1. Stories, a universal feature?
«Innombrables sont les récits du monde» (There are countless forms of narrative in the world), said Roland Barthes in one of the founding essays of modern narratology.
Yet the ubiquity of stories, storytelling and story worlds does not mean that any cultural practice is automatically open to narrative. Neither does it involve that narratological approach of stories can follow a universal methodology, as was certainly the dream of those who elaborated narratology as a scientific paradigm in the 1960s. In the following pages, I would like to address some of the issues raised by the narrative reading of photography, which seems to have become a kind of default option for the interpretation of photography in general, as if all pictures had suddenly become narrative (a bias that has sometimes jeopardized my own reflection on the topic).

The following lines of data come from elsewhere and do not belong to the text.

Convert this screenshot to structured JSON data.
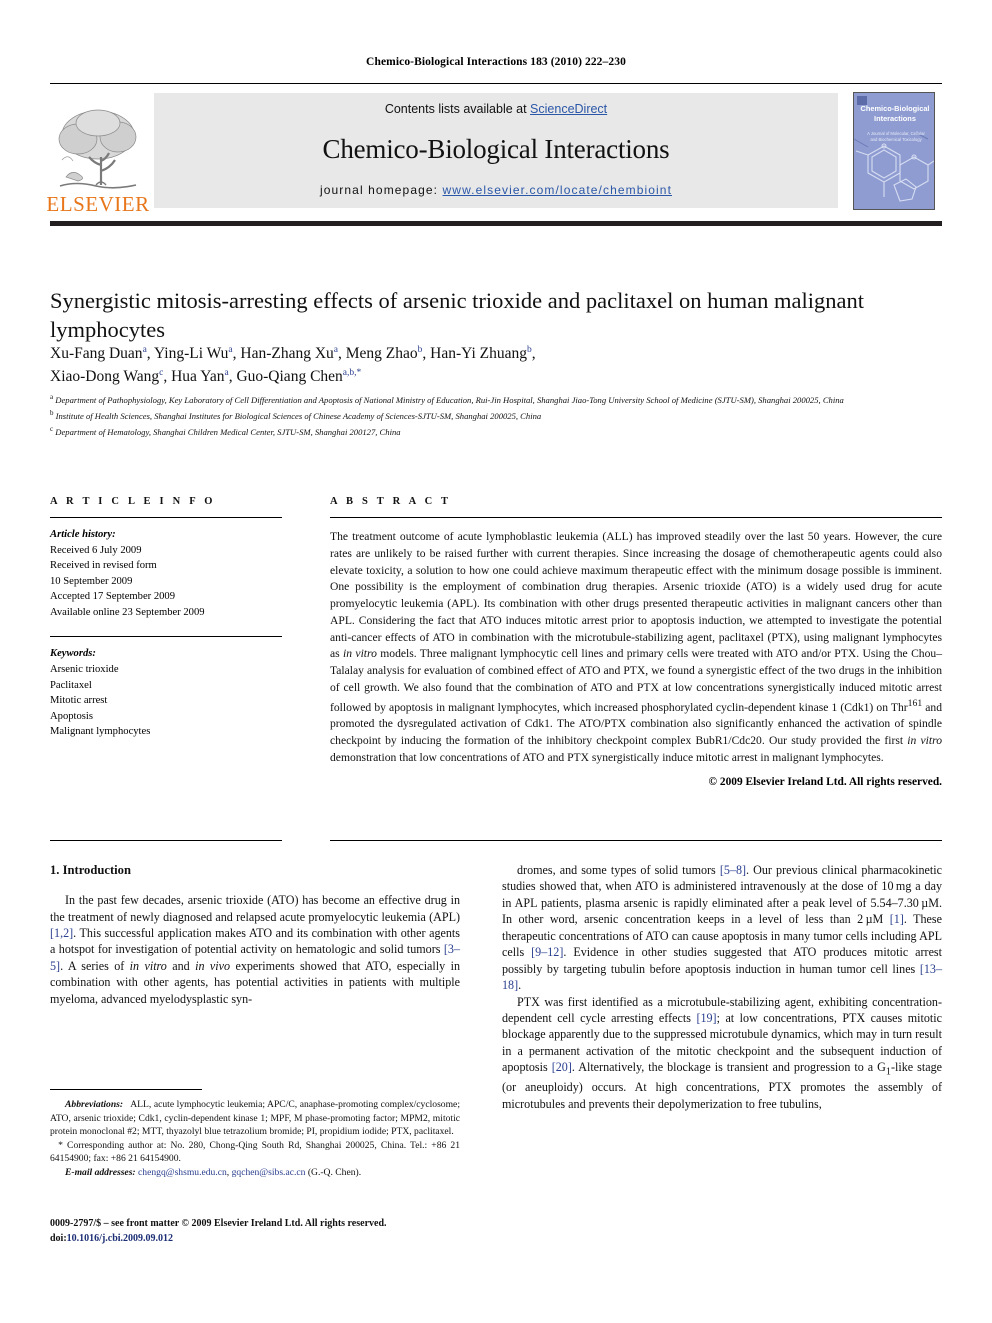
{
  "running_head": "Chemico-Biological Interactions 183 (2010) 222–230",
  "masthead": {
    "publisher_logo_label": "ELSEVIER",
    "contents_prefix": "Contents lists available at ",
    "contents_link": "ScienceDirect",
    "journal_name": "Chemico-Biological Interactions",
    "homepage_prefix": "journal homepage: ",
    "homepage_url": "www.elsevier.com/locate/chembioint",
    "cover_title": "Chemico-Biological Interactions",
    "cover_subtitle": "A Journal of Molecular, Cellular and Biochemical Toxicology"
  },
  "article": {
    "title": "Synergistic mitosis-arresting effects of arsenic trioxide and paclitaxel on human malignant lymphocytes",
    "authors_line1": "Xu-Fang Duan<sup>a</sup>, Ying-Li Wu<sup>a</sup>, Han-Zhang Xu<sup>a</sup>, Meng Zhao<sup>b</sup>, Han-Yi Zhuang<sup>b</sup>,",
    "authors_line2": "Xiao-Dong Wang<sup>c</sup>, Hua Yan<sup>a</sup>, Guo-Qiang Chen<sup>a,b,</sup><sup>*</sup>",
    "affiliations": [
      "<sup>a</sup> Department of Pathophysiology, Key Laboratory of Cell Differentiation and Apoptosis of National Ministry of Education, Rui-Jin Hospital, Shanghai Jiao-Tong University School of Medicine (SJTU-SM), Shanghai 200025, China",
      "<sup>b</sup> Institute of Health Sciences, Shanghai Institutes for Biological Sciences of Chinese Academy of Sciences-SJTU-SM, Shanghai 200025, China",
      "<sup>c</sup> Department of Hematology, Shanghai Children Medical Center, SJTU-SM, Shanghai 200127, China"
    ]
  },
  "article_info": {
    "heading": "A R T I C L E   I N F O",
    "history_label": "Article history:",
    "history": [
      "Received 6 July 2009",
      "Received in revised form",
      "10 September 2009",
      "Accepted 17 September 2009",
      "Available online 23 September 2009"
    ],
    "keywords_label": "Keywords:",
    "keywords": [
      "Arsenic trioxide",
      "Paclitaxel",
      "Mitotic arrest",
      "Apoptosis",
      "Malignant lymphocytes"
    ]
  },
  "abstract": {
    "heading": "A B S T R A C T",
    "text": "The treatment outcome of acute lymphoblastic leukemia (ALL) has improved steadily over the last 50 years. However, the cure rates are unlikely to be raised further with current therapies. Since increasing the dosage of chemotherapeutic agents could also elevate toxicity, a solution to how one could achieve maximum therapeutic effect with the minimum dosage possible is imminent. One possibility is the employment of combination drug therapies. Arsenic trioxide (ATO) is a widely used drug for acute promyelocytic leukemia (APL). Its combination with other drugs presented therapeutic activities in malignant cancers other than APL. Considering the fact that ATO induces mitotic arrest prior to apoptosis induction, we attempted to investigate the potential anti-cancer effects of ATO in combination with the microtubule-stabilizing agent, paclitaxel (PTX), using malignant lymphocytes as <span class=\"it\">in vitro</span> models. Three malignant lymphocytic cell lines and primary cells were treated with ATO and/or PTX. Using the Chou–Talalay analysis for evaluation of combined effect of ATO and PTX, we found a synergistic effect of the two drugs in the inhibition of cell growth. We also found that the combination of ATO and PTX at low concentrations synergistically induced mitotic arrest followed by apoptosis in malignant lymphocytes, which increased phosphorylated cyclin-dependent kinase 1 (Cdk1) on Thr<sup>161</sup> and promoted the dysregulated activation of Cdk1. The ATO/PTX combination also significantly enhanced the activation of spindle checkpoint by inducing the formation of the inhibitory checkpoint complex BubR1/Cdc20. Our study provided the first <span class=\"it\">in vitro</span> demonstration that low concentrations of ATO and PTX synergistically induce mitotic arrest in malignant lymphocytes.",
    "copyright": "© 2009 Elsevier Ireland Ltd. All rights reserved."
  },
  "body": {
    "section_heading": "1. Introduction",
    "left_paragraph": "In the past few decades, arsenic trioxide (ATO) has become an effective drug in the treatment of newly diagnosed and relapsed acute promyelocytic leukemia (APL) <span class=\"ref\">[1,2]</span>. This successful application makes ATO and its combination with other agents a hotspot for investigation of potential activity on hematologic and solid tumors <span class=\"ref\">[3–5]</span>. A series of <span class=\"it\">in vitro</span> and <span class=\"it\">in vivo</span> experiments showed that ATO, especially in combination with other agents, has potential activities in patients with multiple myeloma, advanced myelodysplastic syn-",
    "right_paragraph_1": "dromes, and some types of solid tumors <span class=\"ref\">[5–8]</span>. Our previous clinical pharmacokinetic studies showed that, when ATO is administered intravenously at the dose of 10 mg a day in APL patients, plasma arsenic is rapidly eliminated after a peak level of 5.54–7.30 µM. In other word, arsenic concentration keeps in a level of less than 2 µM <span class=\"ref\">[1]</span>. These therapeutic concentrations of ATO can cause apoptosis in many tumor cells including APL cells <span class=\"ref\">[9–12]</span>. Evidence in other studies suggested that ATO produces mitotic arrest possibly by targeting tubulin before apoptosis induction in human tumor cell lines <span class=\"ref\">[13–18]</span>.",
    "right_paragraph_2": "PTX was first identified as a microtubule-stabilizing agent, exhibiting concentration-dependent cell cycle arresting effects <span class=\"ref\">[19]</span>; at low concentrations, PTX causes mitotic blockage apparently due to the suppressed microtubule dynamics, which may in turn result in a permanent activation of the mitotic checkpoint and the subsequent induction of apoptosis <span class=\"ref\">[20]</span>. Alternatively, the blockage is transient and progression to a G<sub>1</sub>-like stage (or aneuploidy) occurs. At high concentrations, PTX promotes the assembly of microtubules and prevents their depolymerization to free tubulins,"
  },
  "footnotes": {
    "abbreviations": "<span class=\"ital\">Abbreviations:</span>&nbsp;&nbsp; ALL, acute lymphocytic leukemia; APC/C, anaphase-promoting complex/cyclosome; ATO, arsenic trioxide; Cdk1, cyclin-dependent kinase 1; MPF, M phase-promoting factor; MPM2, mitotic protein monoclonal #2; MTT, thyazolyl blue tetrazolium bromide; PI, propidium iodide; PTX, paclitaxel.",
    "corresponding": "&nbsp;&nbsp;* Corresponding author at: No. 280, Chong-Qing South Rd, Shanghai 200025, China. Tel.: +86 21 64154900; fax: +86 21 64154900.",
    "email": "<span class=\"ital\">E-mail addresses:</span> <span class=\"mail\">chengq@shsmu.edu.cn</span>, <span class=\"mail\">gqchen@sibs.ac.cn</span> (G.-Q. Chen)."
  },
  "imprint": {
    "line1": "0009-2797/$ – see front matter © 2009 Elsevier Ireland Ltd. All rights reserved.",
    "doi_prefix": "doi:",
    "doi": "10.1016/j.cbi.2009.09.012"
  },
  "colors": {
    "link_blue": "#2b57a8",
    "ref_blue": "#2b3f8f",
    "elsevier_orange": "#E8761A",
    "banner_gray": "#e8e8e8",
    "rule_black": "#231f20",
    "cover_blue": "#8e9cd2"
  }
}
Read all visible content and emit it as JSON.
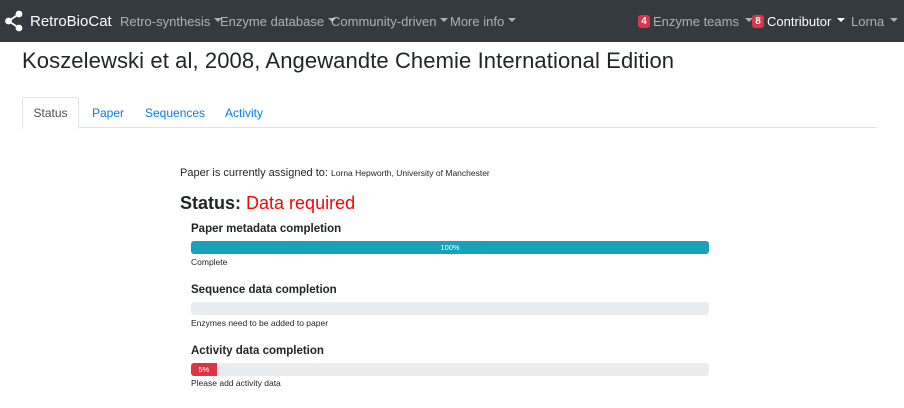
{
  "navbar": {
    "brand": "RetroBioCat",
    "menus": [
      {
        "label": "Retro-synthesis"
      },
      {
        "label": "Enzyme database"
      },
      {
        "label": "Community-driven"
      },
      {
        "label": "More info"
      }
    ],
    "enzyme_teams": {
      "count": "4",
      "label": "Enzyme teams"
    },
    "contributor": {
      "count": "8",
      "label": "Contributor"
    },
    "user": "Lorna",
    "colors": {
      "background": "#343a40",
      "badge": "#dc3545"
    }
  },
  "page": {
    "title": "Koszelewski et al, 2008, Angewandte Chemie International Edition"
  },
  "tabs": [
    {
      "label": "Status",
      "active": true
    },
    {
      "label": "Paper"
    },
    {
      "label": "Sequences"
    },
    {
      "label": "Activity"
    }
  ],
  "assignment": {
    "prefix": "Paper is currently assigned to:",
    "assignee": "Lorna Hepworth, University of Manchester"
  },
  "status": {
    "label": "Status:",
    "value": "Data required",
    "value_color": "#ff0000"
  },
  "progress": {
    "metadata": {
      "title": "Paper metadata completion",
      "percent": 100,
      "bar_label": "100%",
      "note": "Complete",
      "color": "#17a2b8"
    },
    "sequence": {
      "title": "Sequence data completion",
      "percent": 0,
      "bar_label": "",
      "note": "Enzymes need to be added to paper"
    },
    "activity": {
      "title": "Activity data completion",
      "percent": 5,
      "bar_label": "5%",
      "note": "Please add activity data",
      "color": "#dc3545"
    }
  }
}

For clarity’s sake, I want to specify without further delay that my own take on photography is based here on the classic production and publication format of the medium, namely the single, individual picture. Photographic genres or subgenres such as the picture story (in journalism), the photo novel (in popular and media culture), or the photo sequence (in visual and fine arts), for instance, will not be examined. Although the importance of these forms and practices is crucial for a correct understanding of photography in its diversity and complexity, the intrinsic sequentiality of these genres and subgenres sets them somewhat apart. As a matter of fact, one should avoid the danger of making a confusion between the narrative analysis of photography itself, provided there is such a thing as photography ‘in itself’, and the narrative analysis of sequential, that is multi-images photography, where the narrative dimension may depend on the mere fact that the viewer is confronted with a string, a chain, a succession of images, which may therefore become narrativized regardless of their own form and content. In other words: sequential photography is a type of photography that deserves a specific form of analysis (as shown for instance by the example of nonnarrative readings of the photo novel). However, it cannot as such be used as an argument in favor of the narrative dimension of photography in general.